Learning to Forget
We need to start forgetting things. And we need to start soon. We computer users spend a lot of time learning new things: new operating systems, new troubleshooting techniques, new hardware, new software, new versions of old software, and so on. This is part of what keeps things exciting and invigorating, of course. There’s always more to learn, to remember, to try. Nothing in technology stays the same for long, so it’s always a scramble to keep up with the latest developments.
In the end, we spend a good deal of our putative computing time trying to learn new tricks–and that’s not always easy for some of us old dogs. In my case, for example, I’m limited by the fact that I have only a finite (and steadily decreasing, apparently) number of functioning brain cells. It’s obvious that the reason it’s difficult to learn new technology is that our brains are cluttered with old technology.
For example, I still know how to program a VCR. I will never again program a VCR. I may never again even see a VCR. I simply don’t need to know this, and yet I do know it. Why is this still taking up space in my brain? Similarly, I remember perfectly well how to test and replace a vacuum tube.

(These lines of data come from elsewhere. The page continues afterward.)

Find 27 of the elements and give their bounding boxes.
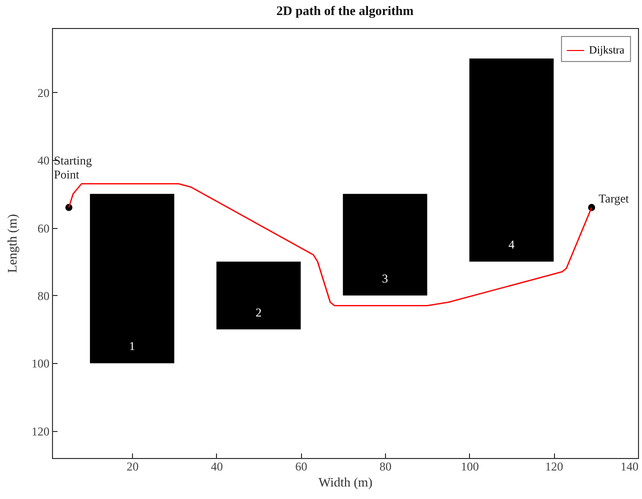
y-tick-label: 100 <box>32 356 50 371</box>
y-tick-label: 80 <box>38 288 50 303</box>
annotation: 4 <box>508 238 515 252</box>
x-tick-label: 140 <box>620 460 638 474</box>
annotation: 2 <box>256 305 262 320</box>
x-axis-title: Width (m) <box>318 474 372 490</box>
bar <box>469 58 554 262</box>
x-tick-label: 40 <box>210 460 223 474</box>
y-tick-label: 60 <box>38 221 50 236</box>
x-tick-label: 100 <box>460 460 479 474</box>
bar <box>90 194 174 364</box>
x-tick-label: 60 <box>295 460 308 474</box>
bar <box>216 262 301 330</box>
y-tick-label: 120 <box>32 424 50 438</box>
chart-title: 2D path of the algorithm <box>276 3 414 18</box>
x-tick-label: 120 <box>545 460 564 474</box>
y-axis-title: Length (m) <box>4 214 20 273</box>
legend-label: Dijkstra <box>589 44 625 56</box>
annotation: Starting Point <box>54 153 92 182</box>
x-tick-label: 20 <box>126 460 139 474</box>
y-tick-label: 20 <box>38 86 50 100</box>
annotation: Target <box>598 191 630 206</box>
annotation: 3 <box>382 271 388 286</box>
x-tick-label: 80 <box>380 460 392 474</box>
annotation: 1 <box>129 339 136 354</box>
bar <box>342 194 428 296</box>
y-tick-label: 40 <box>38 154 50 168</box>
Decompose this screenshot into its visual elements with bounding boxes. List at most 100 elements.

Do I need to know that? Of course not! Why would I want a vacuum tube? And where would I find one of those tube-testing stations that for years were standard in every drugstore and hardware emporium in America?
There’s almost no end to the list of technology-related stuff I still recall but for which I now have absolutely no use. I still remember how to change a typewriter ribbon; double-clutch a car; tune the antenna on a CB radio; thread a reel-to-reel tape recorder; place a tone arm on a vinyl record without scratching it; retouch a film negative; use a cassette tape-equipped answering machine; rebuild a carburetor; use a slide-rule to calculate the volume of a room; copy a document using a “wet” photocopier; and adjust the hue, tone, and contrast on a color television set. In the meantime, I can’t for the life of me remember how to add a network connection in Windows XP without looking it up each time. All of these skills of dubious value are using up brain cells; frankly, I’m in no position to be wasting them.

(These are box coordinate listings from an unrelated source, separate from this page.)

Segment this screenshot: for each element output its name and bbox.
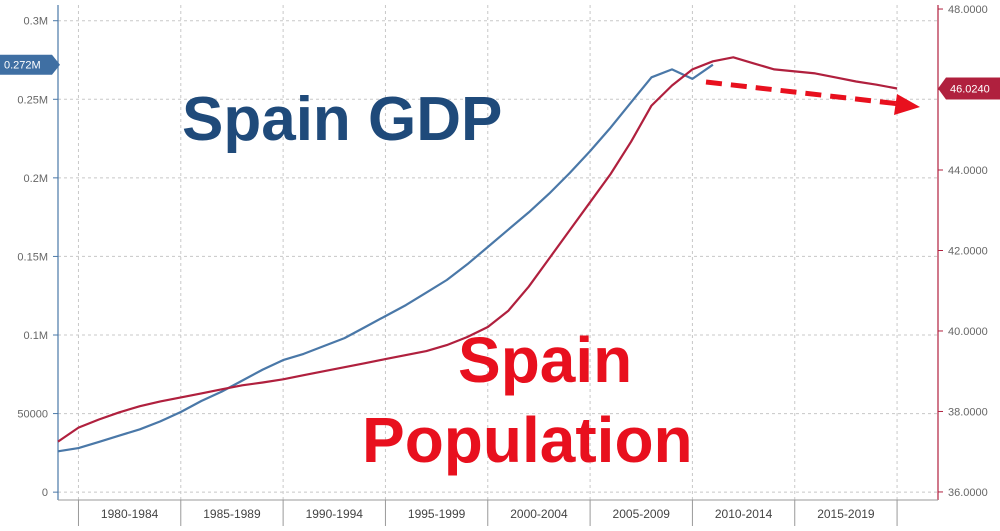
left-tick-label: 0.2M <box>24 173 48 185</box>
population-last-value-text: 46.0240 <box>950 84 990 96</box>
series-layer <box>57 56 898 453</box>
left-tick-label: 0.3M <box>24 16 48 28</box>
gdp-last-value-badge <box>0 54 60 75</box>
right-tick-label: 38.0000 <box>948 406 988 418</box>
x-tick-label: 2015-2019 <box>817 507 875 521</box>
gdp-last-value-text: 0.272M <box>4 60 41 72</box>
left-tick-label: 0.25M <box>17 94 48 106</box>
x-tick-label: 1995-1999 <box>408 507 466 521</box>
x-tick-label: 2005-2009 <box>613 507 671 521</box>
x-tick-label: 1990-1994 <box>306 507 364 521</box>
gdp-annotation: Spain GDP <box>182 85 502 154</box>
x-tick-label: 2010-2014 <box>715 507 773 521</box>
trend-arrow-head <box>894 94 920 115</box>
population-annotation-line1: Spain <box>458 324 632 396</box>
badge-layer: 0.272M 46.0240 <box>0 54 1000 100</box>
left-tick-label: 0.15M <box>17 251 48 263</box>
x-tick-label: 1980-1984 <box>101 507 159 521</box>
population-last-value-badge <box>938 77 1000 100</box>
left-tick-label: 50000 <box>17 409 48 421</box>
left-tick-label: 0.1M <box>24 330 48 342</box>
population-series-line <box>57 56 898 443</box>
right-tick-label: 40.0000 <box>948 326 988 338</box>
trend-arrow <box>705 79 920 115</box>
right-tick-label: 42.0000 <box>948 245 988 257</box>
right-tick-label: 44.0000 <box>948 165 988 177</box>
right-tick-label: 36.0000 <box>948 487 988 499</box>
trend-arrow-shaft <box>705 79 901 107</box>
right-tick-label: 48.0000 <box>948 4 988 16</box>
x-tick-label: 1985-1989 <box>203 507 261 521</box>
grid-layer <box>58 5 938 500</box>
left-tick-label: 0 <box>42 487 48 499</box>
x-tick-label: 2000-2004 <box>510 507 568 521</box>
gdp-series-line <box>57 63 714 453</box>
population-annotation-line2: Population <box>362 404 693 476</box>
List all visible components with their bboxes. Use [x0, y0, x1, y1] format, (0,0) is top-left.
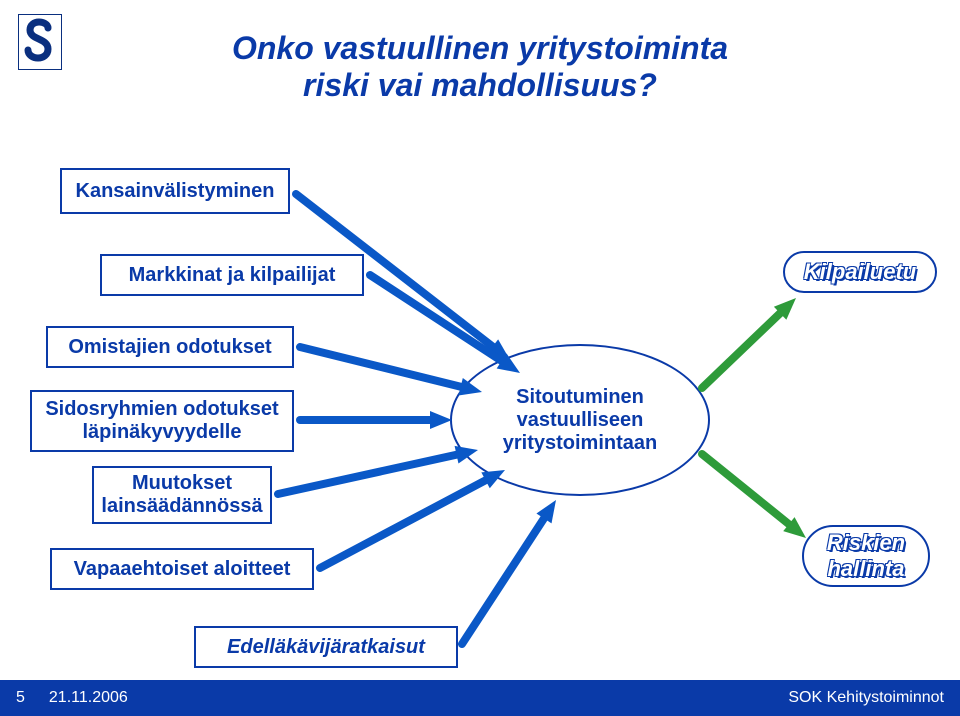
footer-date: 21.11.2006	[49, 689, 128, 707]
footer-bar: 5 21.11.2006 SOK Kehitystoiminnot	[0, 680, 960, 716]
box-omistajien: Omistajien odotukset	[46, 326, 294, 368]
box-edellakavija: Edelläkävijäratkaisut	[194, 626, 458, 668]
box-vapaaehtoiset: Vapaaehtoiset aloitteet	[50, 548, 314, 590]
page-number: 5	[16, 689, 25, 707]
footer-right: SOK Kehitystoiminnot	[788, 689, 944, 707]
box-sidosryhmien: Sidosryhmien odotuksetläpinäkyvyydelle	[30, 390, 294, 452]
box-kansainvalistyminen: Kansainvälistyminen	[60, 168, 290, 214]
ellipse-sitoutuminen: Sitoutuminenvastuulliseenyritystoimintaa…	[450, 344, 710, 496]
box-markkinat: Markkinat ja kilpailijat	[100, 254, 364, 296]
result-kilpailuetu: Kilpailuetu	[783, 251, 937, 293]
box-muutokset: Muutoksetlainsäädännössä	[92, 466, 272, 524]
slide-title: Onko vastuullinen yritystoimintariski va…	[0, 30, 960, 104]
result-riskien: Riskienhallinta	[802, 525, 930, 587]
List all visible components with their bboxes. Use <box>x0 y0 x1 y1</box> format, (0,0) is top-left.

Of course, my brain is also full of obsolete and irrelevant (but amazingly persistent) facts related specifically to older computers; naturally, these serve only to confuse me when I’m dealing with newer systems: Why should I be expected to recall how to insert an em dash in Microsoft Word when I still know the embedded dot-codes we used to invoke formatting in WordStar? How am I supposed to burn CDs and DVDs when I can still remember how to connect and search a Commodore 1530 tape drive? Why is it that I can remember exactly how to set an environment variable in a DOS batch file, but I have to consult a manual in order to invoke a simple Office macro?

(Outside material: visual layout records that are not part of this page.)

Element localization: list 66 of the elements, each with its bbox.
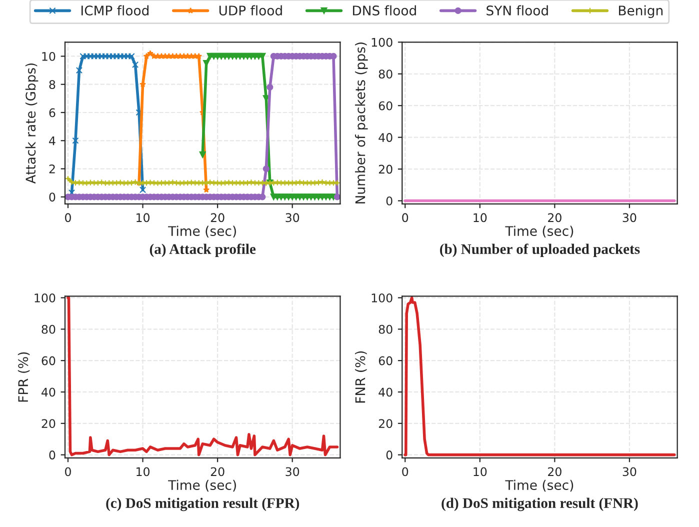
y-tick-label: 8	[49, 80, 56, 90]
x-tick-label: 30	[622, 213, 636, 222]
x-axis-title: Time (sec)	[505, 480, 574, 492]
x-tick-label: 10	[474, 213, 487, 222]
y-axis-title: FNR (%)	[355, 351, 367, 403]
y-tick-label: 20	[42, 419, 56, 428]
legend-label: UDP flood	[219, 5, 282, 16]
y-tick-label: 4	[49, 136, 56, 146]
x-tick-label: 10	[136, 213, 150, 222]
legend-label: ICMP flood	[82, 5, 148, 16]
y-tick-label: 80	[42, 324, 56, 334]
legend-label: DNS flood	[353, 5, 416, 16]
x-tick-label: 10	[474, 467, 487, 476]
x-tick-label: 30	[286, 467, 300, 476]
x-axis-title: Time (sec)	[168, 226, 236, 238]
x-tick-label: 20	[548, 213, 562, 222]
x-tick-label: 0	[65, 213, 71, 222]
y-tick-label: 40	[378, 388, 392, 397]
x-tick-label: 20	[210, 467, 224, 476]
y-tick-label: 0	[49, 192, 56, 202]
y-tick-label: 60	[42, 356, 56, 366]
y-tick-label: 100	[372, 293, 392, 302]
y-tick-label: 60	[378, 101, 392, 110]
y-tick-label: 0	[386, 450, 392, 460]
y-axis-title: FPR (%)	[18, 352, 30, 402]
y-tick-label: 40	[42, 388, 56, 397]
point	[199, 151, 206, 158]
x-tick-label: 0	[402, 467, 408, 476]
y-tick-label: 20	[378, 419, 392, 428]
y-tick-label: 20	[378, 164, 392, 174]
y-tick-label: 0	[386, 196, 392, 206]
x-tick-label: 20	[210, 213, 224, 222]
text: (c) DoS mitigation result (FPR)	[106, 498, 300, 512]
x-tick-label: 30	[622, 467, 636, 476]
y-tick-label: 6	[49, 108, 56, 118]
point	[139, 186, 146, 194]
y-tick-label: 2	[49, 164, 55, 174]
text: (d) DoS mitigation result (FNR)	[442, 498, 638, 512]
x-tick-label: 0	[65, 467, 71, 476]
y-tick-label: 80	[378, 70, 392, 79]
legend-label: Benign	[619, 5, 663, 18]
y-tick-label: 40	[378, 133, 392, 142]
x-tick-label: 0	[402, 213, 408, 222]
x-axis-title: Time (sec)	[505, 226, 574, 238]
y-axis-title: Number of packets (pps)	[355, 42, 368, 204]
point	[72, 137, 79, 144]
point	[132, 61, 139, 68]
x-tick-label: 30	[286, 213, 300, 222]
text: (b) Number of uploaded packets	[440, 244, 640, 257]
point	[196, 52, 202, 59]
line-series	[66, 296, 339, 456]
point	[147, 50, 154, 56]
x-tick-label: 10	[136, 467, 150, 476]
y-tick-label: 0	[49, 450, 56, 460]
legend-label: SYN flood	[486, 5, 548, 16]
text: (a) Attack profile	[150, 244, 256, 257]
y-axis-title: Attack rate (Gbps)	[25, 63, 38, 184]
y-tick-label: 100	[34, 293, 56, 302]
y-tick-label: 100	[372, 38, 392, 47]
y-tick-label: 60	[378, 356, 392, 366]
x-tick-label: 20	[548, 467, 562, 476]
x-axis-title: Time (sec)	[168, 480, 236, 492]
y-tick-label: 10	[42, 52, 56, 61]
y-tick-label: 80	[378, 324, 392, 334]
point	[76, 67, 83, 74]
point	[143, 52, 150, 59]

Why should I be expected to remember how to connect my laptop’s modem, when the last real modem I used came with an acoustic coupler? And how can I be expected to remember which one of my four hard drives contains a specific application when I still vividly remember “notching” the reverse side of single-sided diskettes so that we could save data on both sides? This technique worked roughly 90% of the time, which meant that there was a one-in-10 chance that when you went to look for it, your Lotus 1-2-3 spreadsheet would have been reduced to random ASCII characters.
Then again, there was already a one-in-10 chance of that happening, apparently based either on your proximity to any large magnets or on the phase of the moon. Hmmm . . . so, does that mean that, considered together, there was actually a one in five chance, overall, of your spreadsheet self-destructing? Rats. I guess I’ll have to go dig out my slide rule, because I can’t remember how to use this fancy new calculator they gave me.
This post is hilarious! Its so true, technology changes so fast and becomes obsolete so quickly.
In our business, we encounter this forgetting trend a lot. That’s why its good to hire IT pros! Pay someone to remember.